NJ’s Autumn Mosquitoes Carry West Nile Virus Threat
The kids are back in school and some trees are starting to lose their leaves.
Fall is definitely right around the corner, which means we are now entering the peak season for West Nile virus in New Jersey.
“So far we have three West Nile cases in humans, and fortunately we have had no fatalities,” said New Jersey state epidemiologist Dr. Tina Tan.
In New Jersey, culex pipiens is the predominant species of mosquito that is usually carrying West Nile, and it still may be around for the next few months. The virus has been detected in mosquitoes in 20 of the state's 21 counties.

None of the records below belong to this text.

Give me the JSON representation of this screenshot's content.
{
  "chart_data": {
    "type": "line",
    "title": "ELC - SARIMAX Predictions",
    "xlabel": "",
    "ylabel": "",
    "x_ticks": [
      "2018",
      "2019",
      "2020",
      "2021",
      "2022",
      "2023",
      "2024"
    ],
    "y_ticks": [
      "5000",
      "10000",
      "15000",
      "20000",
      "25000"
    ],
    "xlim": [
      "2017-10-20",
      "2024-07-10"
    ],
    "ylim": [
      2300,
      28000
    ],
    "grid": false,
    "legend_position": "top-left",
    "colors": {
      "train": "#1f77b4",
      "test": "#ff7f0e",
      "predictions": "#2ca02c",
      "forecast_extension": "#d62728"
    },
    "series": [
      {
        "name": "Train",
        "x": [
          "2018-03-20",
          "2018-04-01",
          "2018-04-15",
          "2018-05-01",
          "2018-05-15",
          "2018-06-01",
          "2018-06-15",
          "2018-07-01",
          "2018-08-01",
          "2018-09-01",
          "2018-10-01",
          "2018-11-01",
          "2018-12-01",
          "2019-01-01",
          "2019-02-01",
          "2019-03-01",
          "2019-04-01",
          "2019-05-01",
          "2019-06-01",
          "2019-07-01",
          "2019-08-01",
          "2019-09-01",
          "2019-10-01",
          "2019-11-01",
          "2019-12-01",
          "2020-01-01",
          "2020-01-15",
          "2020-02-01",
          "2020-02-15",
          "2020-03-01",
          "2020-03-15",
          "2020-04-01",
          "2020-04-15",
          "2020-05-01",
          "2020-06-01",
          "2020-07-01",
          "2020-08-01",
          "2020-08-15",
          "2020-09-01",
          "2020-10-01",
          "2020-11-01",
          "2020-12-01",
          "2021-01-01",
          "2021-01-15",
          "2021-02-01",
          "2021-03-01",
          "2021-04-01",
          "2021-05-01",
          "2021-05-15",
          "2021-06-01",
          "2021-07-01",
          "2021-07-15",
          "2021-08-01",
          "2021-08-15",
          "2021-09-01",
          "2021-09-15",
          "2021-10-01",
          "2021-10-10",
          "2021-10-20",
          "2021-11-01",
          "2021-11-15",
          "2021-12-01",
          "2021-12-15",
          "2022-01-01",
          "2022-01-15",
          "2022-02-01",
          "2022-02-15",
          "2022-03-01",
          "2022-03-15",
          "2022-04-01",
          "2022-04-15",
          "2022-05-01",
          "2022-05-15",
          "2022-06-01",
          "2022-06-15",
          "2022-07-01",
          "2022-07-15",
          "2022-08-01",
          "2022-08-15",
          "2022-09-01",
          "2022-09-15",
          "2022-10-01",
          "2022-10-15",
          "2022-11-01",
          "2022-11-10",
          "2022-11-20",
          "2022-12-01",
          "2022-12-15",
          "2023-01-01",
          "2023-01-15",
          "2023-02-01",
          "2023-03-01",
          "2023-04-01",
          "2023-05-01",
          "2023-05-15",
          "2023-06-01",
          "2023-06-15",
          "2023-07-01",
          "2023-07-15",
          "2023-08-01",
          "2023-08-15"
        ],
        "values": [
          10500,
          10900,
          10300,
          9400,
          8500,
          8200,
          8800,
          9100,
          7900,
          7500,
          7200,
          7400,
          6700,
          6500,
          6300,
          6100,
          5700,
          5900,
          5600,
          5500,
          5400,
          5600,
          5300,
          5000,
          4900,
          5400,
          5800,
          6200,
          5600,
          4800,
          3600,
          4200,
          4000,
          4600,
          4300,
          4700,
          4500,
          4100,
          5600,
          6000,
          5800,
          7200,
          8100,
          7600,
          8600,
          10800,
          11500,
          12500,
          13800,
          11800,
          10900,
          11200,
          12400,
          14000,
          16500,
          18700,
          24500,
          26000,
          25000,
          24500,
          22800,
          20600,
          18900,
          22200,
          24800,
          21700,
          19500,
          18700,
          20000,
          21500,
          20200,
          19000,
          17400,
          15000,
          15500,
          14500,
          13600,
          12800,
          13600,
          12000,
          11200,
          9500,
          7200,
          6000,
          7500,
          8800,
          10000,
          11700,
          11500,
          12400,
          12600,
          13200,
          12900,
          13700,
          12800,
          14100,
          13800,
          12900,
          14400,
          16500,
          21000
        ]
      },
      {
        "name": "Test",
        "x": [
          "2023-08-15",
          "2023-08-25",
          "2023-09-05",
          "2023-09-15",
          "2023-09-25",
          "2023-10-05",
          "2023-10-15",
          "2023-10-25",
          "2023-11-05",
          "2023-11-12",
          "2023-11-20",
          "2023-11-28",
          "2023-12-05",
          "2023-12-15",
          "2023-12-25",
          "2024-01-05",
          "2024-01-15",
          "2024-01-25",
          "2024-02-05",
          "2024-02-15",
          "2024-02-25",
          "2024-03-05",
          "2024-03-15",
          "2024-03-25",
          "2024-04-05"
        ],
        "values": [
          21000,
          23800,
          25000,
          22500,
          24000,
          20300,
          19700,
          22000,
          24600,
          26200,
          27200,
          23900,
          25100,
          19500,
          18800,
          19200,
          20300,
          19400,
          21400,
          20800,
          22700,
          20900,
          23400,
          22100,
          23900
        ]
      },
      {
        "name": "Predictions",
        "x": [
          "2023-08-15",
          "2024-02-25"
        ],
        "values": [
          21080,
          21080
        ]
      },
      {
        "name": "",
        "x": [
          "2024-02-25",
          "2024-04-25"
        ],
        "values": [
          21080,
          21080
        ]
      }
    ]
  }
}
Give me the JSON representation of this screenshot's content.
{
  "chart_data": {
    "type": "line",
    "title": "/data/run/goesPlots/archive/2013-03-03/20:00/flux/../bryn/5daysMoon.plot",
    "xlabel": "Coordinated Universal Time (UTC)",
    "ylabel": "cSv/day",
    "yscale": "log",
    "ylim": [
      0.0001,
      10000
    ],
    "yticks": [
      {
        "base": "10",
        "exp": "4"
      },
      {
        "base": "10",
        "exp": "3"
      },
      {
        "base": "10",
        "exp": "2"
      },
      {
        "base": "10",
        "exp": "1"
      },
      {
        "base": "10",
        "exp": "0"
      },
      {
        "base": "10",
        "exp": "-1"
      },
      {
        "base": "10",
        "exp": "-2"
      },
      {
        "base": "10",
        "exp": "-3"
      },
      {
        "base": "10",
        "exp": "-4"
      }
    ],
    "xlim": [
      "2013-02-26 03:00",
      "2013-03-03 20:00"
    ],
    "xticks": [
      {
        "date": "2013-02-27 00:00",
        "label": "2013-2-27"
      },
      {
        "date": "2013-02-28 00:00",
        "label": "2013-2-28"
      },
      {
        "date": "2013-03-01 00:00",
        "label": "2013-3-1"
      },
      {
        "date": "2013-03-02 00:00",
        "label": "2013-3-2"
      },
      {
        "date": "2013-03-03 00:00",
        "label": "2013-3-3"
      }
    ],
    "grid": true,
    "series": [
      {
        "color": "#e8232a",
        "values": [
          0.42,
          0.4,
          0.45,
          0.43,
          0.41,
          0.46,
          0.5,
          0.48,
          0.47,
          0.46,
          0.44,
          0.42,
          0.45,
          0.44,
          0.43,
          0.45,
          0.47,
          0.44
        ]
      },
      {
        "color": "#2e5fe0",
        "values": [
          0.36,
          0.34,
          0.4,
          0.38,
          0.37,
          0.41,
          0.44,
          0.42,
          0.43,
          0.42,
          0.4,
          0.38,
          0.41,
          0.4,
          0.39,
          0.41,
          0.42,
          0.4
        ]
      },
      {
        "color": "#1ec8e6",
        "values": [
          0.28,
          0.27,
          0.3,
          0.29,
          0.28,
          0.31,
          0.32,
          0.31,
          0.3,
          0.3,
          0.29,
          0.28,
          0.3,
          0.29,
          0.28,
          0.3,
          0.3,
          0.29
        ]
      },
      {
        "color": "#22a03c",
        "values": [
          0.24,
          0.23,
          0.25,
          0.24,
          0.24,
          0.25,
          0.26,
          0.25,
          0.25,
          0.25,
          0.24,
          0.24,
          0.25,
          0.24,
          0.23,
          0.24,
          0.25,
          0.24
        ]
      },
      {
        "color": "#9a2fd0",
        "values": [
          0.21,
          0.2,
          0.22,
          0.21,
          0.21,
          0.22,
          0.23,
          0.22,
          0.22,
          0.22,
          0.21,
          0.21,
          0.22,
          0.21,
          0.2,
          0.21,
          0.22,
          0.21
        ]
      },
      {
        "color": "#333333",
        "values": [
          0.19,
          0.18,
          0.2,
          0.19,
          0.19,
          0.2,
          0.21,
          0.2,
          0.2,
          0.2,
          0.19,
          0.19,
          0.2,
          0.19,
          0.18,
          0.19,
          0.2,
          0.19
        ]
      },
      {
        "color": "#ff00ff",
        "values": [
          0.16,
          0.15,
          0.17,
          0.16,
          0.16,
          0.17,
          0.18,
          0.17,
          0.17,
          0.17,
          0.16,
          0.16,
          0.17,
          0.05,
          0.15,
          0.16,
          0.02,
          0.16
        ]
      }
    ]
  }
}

“This is the time of year when West Nile virus cases in humans begins to peak but we can see human cases occur any time during mosquito season, which roughly starts in the beginning of summer and goes to the end of November when we start to see the first hard frost,” she said.
Tan said many people who get the virus may not have any symptoms at all and some people who get infected may feel like they have the flu, with a fever, body aches and nausea. Sometimes there may be severe symptoms.
“It can be a very high fever, neck stiffness, and sometimes you can see things like swelling of the brain that could lead to hospitalization,” she said.
In rare cases, West Nile can be deadly.
“Back in 2015 we had 26 cases with three fatalities and in 2014 we had eight cases with zero fatalities, so it does vary,” she said.
Tan noted if you or your children come upon a dead bird, particularly a dead crow, do not touch it because it may be infected with the disease. You should report it to your local health department immediately.
She said the best defense against West Nile is to avoid mosquito bites by wearing repellant and long sleeves and pants. It's also a good idea to avoid bodies of water where mosquitoes tend to be at dusk and dawn.
“Get rid of standing water (where mosquitoes breed) and also make sure that you repair or install new screens on your doors and windows to just keep those mosquitoes out,” she said.
“The Department of Environmental Protection works very closely with our county mosquito agencies and we’ve had a long tradition of mosquito control to limit the diseases they carry and also for nuisance control,” she said. “Pesky mosquitoes can put a damper on outdoor activities.”